Watch us play: How live-streaming platforms are helping esports explode in popularity

Watch us play: How live-streaming platforms are helping esports explode in popularity

Esports are exploding in popularity, and through the medium of live-streaming on, Mixer and Youtube, their potential audience just keeps getting bigger and bigger.

A player playing Overwatch, the hugely popular FPS from Blizzard studios.
A player playing Overwatch, the hugely popular FPS from Blizzard studios.

Esports are the world of competitive, organised video gaming where players from different leagues and teams face off in the same games that are popular with the average online gamer, most notably Fortnite, League of Legends, Counter-Strike, Call of Duty, Overwatch and FIFA.

The most popular are watched and followed by millions of fans all over the world, who attend live events or tune in on TV or online to watch their favourite players play.

Streaming services like Twitch, Mixer and Youtube allow viewers to watch their favourite gamers play in real time, and this is typically where the most popular streamers expand their fanbases by showcasing their skills and personalities for their viewers.

The “Celebrity” factor

Twitch has grown rapidly in popularity, and has led to the emergence of “Celebrity streamers”, the most popular being the Fortnite streamers Tfue, the recently departed Ninja, who joined Microsoft’s new streaming rival Mixer and the evergreen Shroud, who also recently joined Mixer.

Their rise to prominence is no surprise; the most popular streamers can boast of up of 3.7m followers on their channels and peak viewership on their streams of up to 100k viewers, leading to widespread exposure and popularity across the 3 streaming platforms.

Twitch’s popularity has stemmed from recent releases such as Fortnite, the ever-popular survival game where 100 players fight against each other in player vs player combat to be the last one standing.
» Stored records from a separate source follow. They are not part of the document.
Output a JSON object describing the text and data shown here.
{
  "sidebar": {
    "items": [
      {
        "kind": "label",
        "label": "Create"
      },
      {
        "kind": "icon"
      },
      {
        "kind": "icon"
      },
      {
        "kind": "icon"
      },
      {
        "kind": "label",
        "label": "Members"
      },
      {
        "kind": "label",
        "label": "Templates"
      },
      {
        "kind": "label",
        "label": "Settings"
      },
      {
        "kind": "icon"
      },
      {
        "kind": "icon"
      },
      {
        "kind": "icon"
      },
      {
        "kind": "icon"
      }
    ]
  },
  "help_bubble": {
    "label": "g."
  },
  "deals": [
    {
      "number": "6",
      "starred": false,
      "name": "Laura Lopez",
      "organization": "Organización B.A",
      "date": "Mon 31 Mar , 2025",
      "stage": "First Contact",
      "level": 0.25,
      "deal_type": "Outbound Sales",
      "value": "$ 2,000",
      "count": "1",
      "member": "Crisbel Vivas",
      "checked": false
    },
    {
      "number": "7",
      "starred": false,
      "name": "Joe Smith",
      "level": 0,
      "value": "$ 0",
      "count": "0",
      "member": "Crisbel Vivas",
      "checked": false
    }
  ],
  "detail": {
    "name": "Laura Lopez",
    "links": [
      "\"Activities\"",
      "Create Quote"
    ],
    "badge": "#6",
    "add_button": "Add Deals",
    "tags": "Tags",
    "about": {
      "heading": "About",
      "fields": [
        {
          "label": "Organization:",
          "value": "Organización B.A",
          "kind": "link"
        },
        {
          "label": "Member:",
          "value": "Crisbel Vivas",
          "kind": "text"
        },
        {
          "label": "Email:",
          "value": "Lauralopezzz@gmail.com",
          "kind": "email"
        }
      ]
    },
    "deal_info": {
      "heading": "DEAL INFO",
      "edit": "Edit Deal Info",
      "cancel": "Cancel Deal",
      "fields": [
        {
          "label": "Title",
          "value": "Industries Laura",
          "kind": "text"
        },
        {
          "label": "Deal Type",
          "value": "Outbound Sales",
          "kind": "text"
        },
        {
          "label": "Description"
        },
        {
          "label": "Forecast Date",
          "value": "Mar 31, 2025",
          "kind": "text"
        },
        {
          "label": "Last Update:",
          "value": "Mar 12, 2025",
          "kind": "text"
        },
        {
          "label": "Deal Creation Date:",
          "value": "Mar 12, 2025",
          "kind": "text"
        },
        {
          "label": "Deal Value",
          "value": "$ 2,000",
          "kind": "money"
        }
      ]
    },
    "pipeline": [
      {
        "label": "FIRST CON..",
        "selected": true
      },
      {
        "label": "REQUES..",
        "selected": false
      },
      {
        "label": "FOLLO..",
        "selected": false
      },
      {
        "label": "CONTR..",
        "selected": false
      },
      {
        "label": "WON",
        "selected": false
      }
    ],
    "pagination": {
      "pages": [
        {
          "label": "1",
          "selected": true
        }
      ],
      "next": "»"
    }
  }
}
It is a fast-paced, fun game where strategy and improvisation are key to victory. Fortnite boasts of an impressive estimated 125 million players, and the very best and most popular stream for their audiences across Twitch, Mixer and YouTube. 

Other hugely popular games on streaming platforms such as League of Legends, CS: GO and Overwatch all have the same appeal; large, global player demographics and popularity, the chance to support and watch their favourite personalities and to watch the best play at the highest level.
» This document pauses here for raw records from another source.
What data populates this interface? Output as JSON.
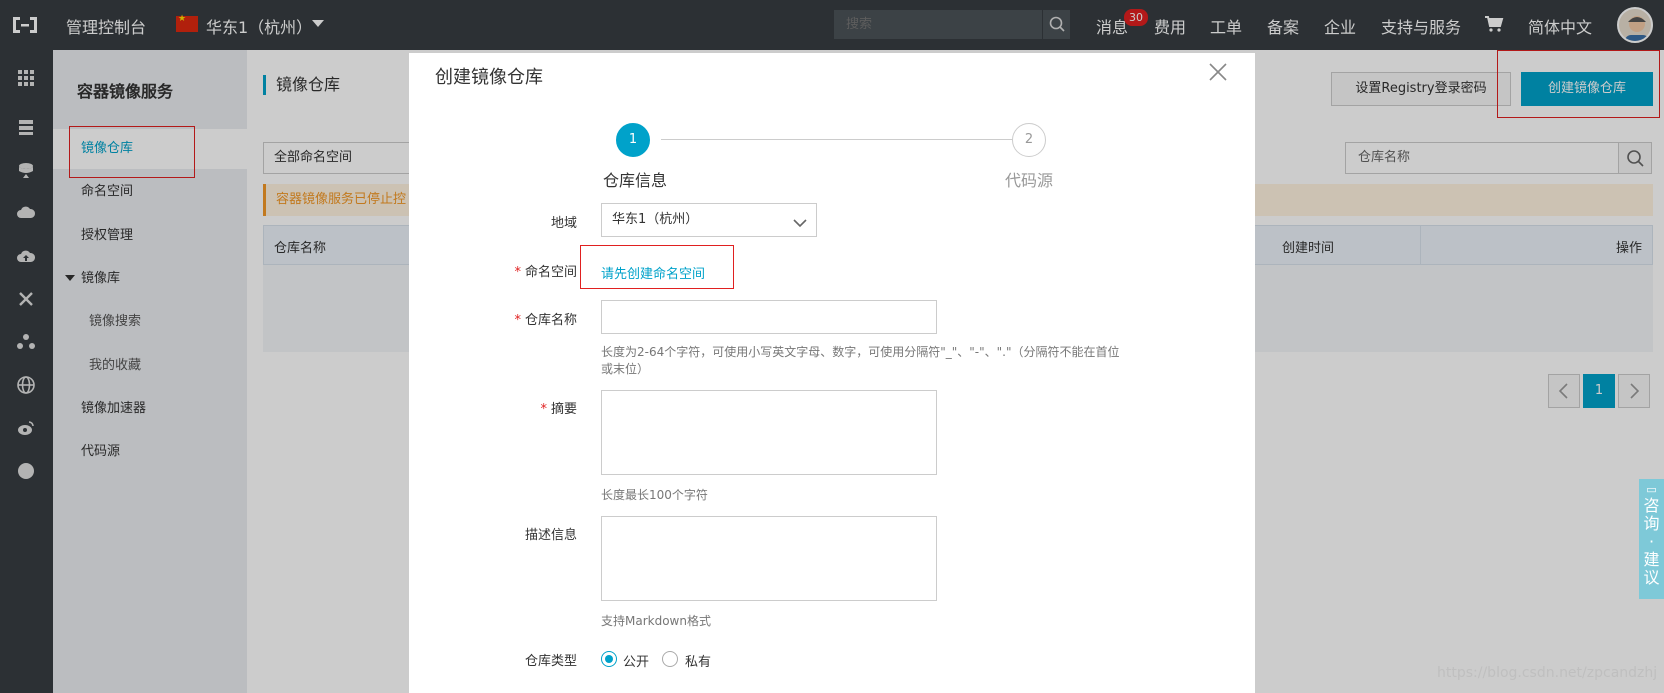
{
  "topbar": {
    "console_label": "管理控制台",
    "region_label": "华东1（杭州）",
    "search_placeholder": "搜索",
    "nav": [
      "消息",
      "费用",
      "工单",
      "备案",
      "企业",
      "支持与服务",
      "简体中文"
    ],
    "message_badge": "30"
  },
  "sidebar": {
    "title": "容器镜像服务",
    "items": [
      {
        "label": "镜像仓库"
      },
      {
        "label": "命名空间"
      },
      {
        "label": "授权管理"
      },
      {
        "label": "镜像库"
      },
      {
        "label": "镜像搜索"
      },
      {
        "label": "我的收藏"
      },
      {
        "label": "镜像加速器"
      },
      {
        "label": "代码源"
      }
    ]
  },
  "main": {
    "page_title": "镜像仓库",
    "btn_set_password": "设置Registry登录密码",
    "btn_create": "创建镜像仓库",
    "namespace_filter": "全部命名空间",
    "repo_search_placeholder": "仓库名称",
    "notice": "容器镜像服务已停止控",
    "columns": [
      "仓库名称",
      "创建时间",
      "操作"
    ],
    "pagination": {
      "current": "1"
    }
  },
  "modal": {
    "title": "创建镜像仓库",
    "steps": [
      {
        "number": "1",
        "label": "仓库信息"
      },
      {
        "number": "2",
        "label": "代码源"
      }
    ],
    "fields": {
      "region_label": "地域",
      "region_value": "华东1（杭州）",
      "namespace_label": "命名空间",
      "namespace_link": "请先创建命名空间",
      "repo_name_label": "仓库名称",
      "repo_name_hint_1": "长度为2-64个字符，可使用小写英文字母、数字，可使用分隔符\"_\"、\"-\"、\".\"（分隔符不能在首位",
      "repo_name_hint_2": "或末位）",
      "summary_label": "摘要",
      "summary_hint": "长度最长100个字符",
      "description_label": "描述信息",
      "description_hint": "支持Markdown格式",
      "repo_type_label": "仓库类型",
      "repo_type_options": [
        "公开",
        "私有"
      ],
      "repo_type_selected": "公开",
      "required_mark": "*"
    }
  },
  "consult_widget": {
    "chars": [
      "咨",
      "询",
      "·",
      "建",
      "议"
    ]
  },
  "watermark": "https://blog.csdn.net/zpcandzhj",
  "colors": {
    "accent": "#00a2ca",
    "topbar": "#373d41",
    "highlight": "#e02020"
  }
}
These games also have enormous user bases: League of Legends has an active player base of over 80 million monthly players, Overwatch an estimated 37m monthly active users and CS: GO has 17.22m active users every month. 
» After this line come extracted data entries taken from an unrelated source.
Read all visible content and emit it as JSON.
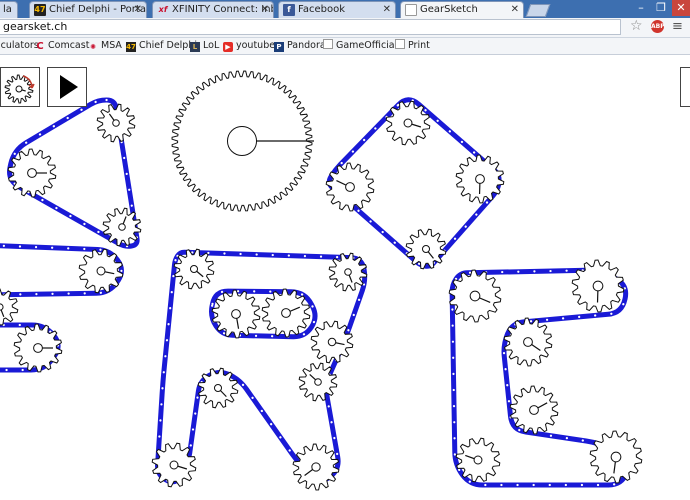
{
  "tabs": [
    {
      "label": "la",
      "favicon": "generic-icon",
      "active": false
    },
    {
      "label": "Chief Delphi - Portal",
      "favicon": "47",
      "active": false
    },
    {
      "label": "XFINITY Connect: Inbox",
      "favicon": "xf",
      "active": false
    },
    {
      "label": "Facebook",
      "favicon": "f",
      "active": false
    },
    {
      "label": "GearSketch",
      "favicon": "document-icon",
      "active": true
    }
  ],
  "address": {
    "url": "gearsket.ch"
  },
  "toolbar": {
    "extension_badge": "ABP"
  },
  "bookmarks": [
    {
      "label": "lculators",
      "icon": "none"
    },
    {
      "label": "Comcast",
      "icon": "comcast-icon",
      "glyph": "C"
    },
    {
      "label": "MSA",
      "icon": "msa-icon",
      "glyph": "✺"
    },
    {
      "label": "Chief Delphi",
      "icon": "chief-delphi-icon",
      "glyph": "47"
    },
    {
      "label": "LoL",
      "icon": "lol-icon",
      "glyph": "L"
    },
    {
      "label": "youtube",
      "icon": "youtube-icon",
      "glyph": "▶"
    },
    {
      "label": "Pandora",
      "icon": "pandora-icon",
      "glyph": "P"
    },
    {
      "label": "GameOfficials",
      "icon": "document-icon",
      "glyph": ""
    },
    {
      "label": "Print",
      "icon": "document-icon",
      "glyph": ""
    }
  ],
  "colors": {
    "chain": "#1a1ad6",
    "gear_stroke": "#111111",
    "tab_bar": "#3d6fb0"
  },
  "tools": [
    {
      "name": "gear-tool-button",
      "icon": "gear-sketch-icon"
    },
    {
      "name": "play-button",
      "icon": "play-icon"
    }
  ]
}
The importance of competition in esports

You may ask why are players spending so much time watching others play their favourite game instead of playing themselves? One word – Competition.

Competitive esports has reached unprecedented levels of popularity, and competition is rifer than ever. Gaming tournaments are now massive events and draw enormous global audiences in person and through streaming platforms.

Riot Games, the creator of League of Legends, have set the benchmark for making tournaments on par with major sporting events, with no expense spared on production, entertainment, atmosphere and providing fans of the game with the most exciting world finals yet.

The opening ceremony of the 2019 Worlds Finals, likened by many as the esports equivalent of the infamous Superbowl halftime show

The sold out AccorHotels arena in Paris hosted the finals, attracting an estimated 20k fans to the venue and setting a new record for peak concurrent viewership on Twitch with a massive high of 1,743,204.

The Worlds final smashed the previous Twitch concurrent peak record of 1,618,073, which was held by Fortnite’s “The End” event, which saw the map turn into a black hole and teased the launch of Chapter 2, the long awaited Fortnite rework.

Fortnite can also attract huge crowds, as the Fortnite World Cup, held at the sold-out Arthur Ashe Stadium on 26-28 July 2019, hosted 23k fans and also had concurrent viewers of over 2.3 million across YouTube and Twitch, making the Fortnite World Cup the most-watched competitive gaming event of all time. 

How streaming brings fans together

Whilst most fans choose to watch from their home, online with friends or in person, viewing parties are increasing in popularity as esports become more and more mainstream and accepted. Platform, a video game and esports bar based in Shoreditch, held a viewing party for the tournament, and attracted fans in the same way a football game would.

Fans came out in force, wearing team colours and jerseys and audibly showing their support for their favourite team. I asked Joe, who was supporting G2, Europe’s representative in the world final, about why he thinks esports are becoming so popular, saying “esports is a way to bring friends together and play something fun and exciting. We all work different schedules, so the chance to play a few games of League together and find the time to watch it together in person or on a streaming platform is the perfect way to catch up, watch and talk about something we’re all really passionate about.” 

Fans watching the 2019 League of Legends world finals at Platform, an esports bar in Shoreditch, London
Fans watching the 2019 League of Legends world finals at Platform, an esports bar in Shoreditch, London

The growth of esports shows no signs of stopping, and with streaming platforms further fuelling exposure and awareness of the industry, you can expect to see many more players start their streaming careers, become a celebrity streamer, and if they’re good enough, find themselves competing for a coveted world championship title one day.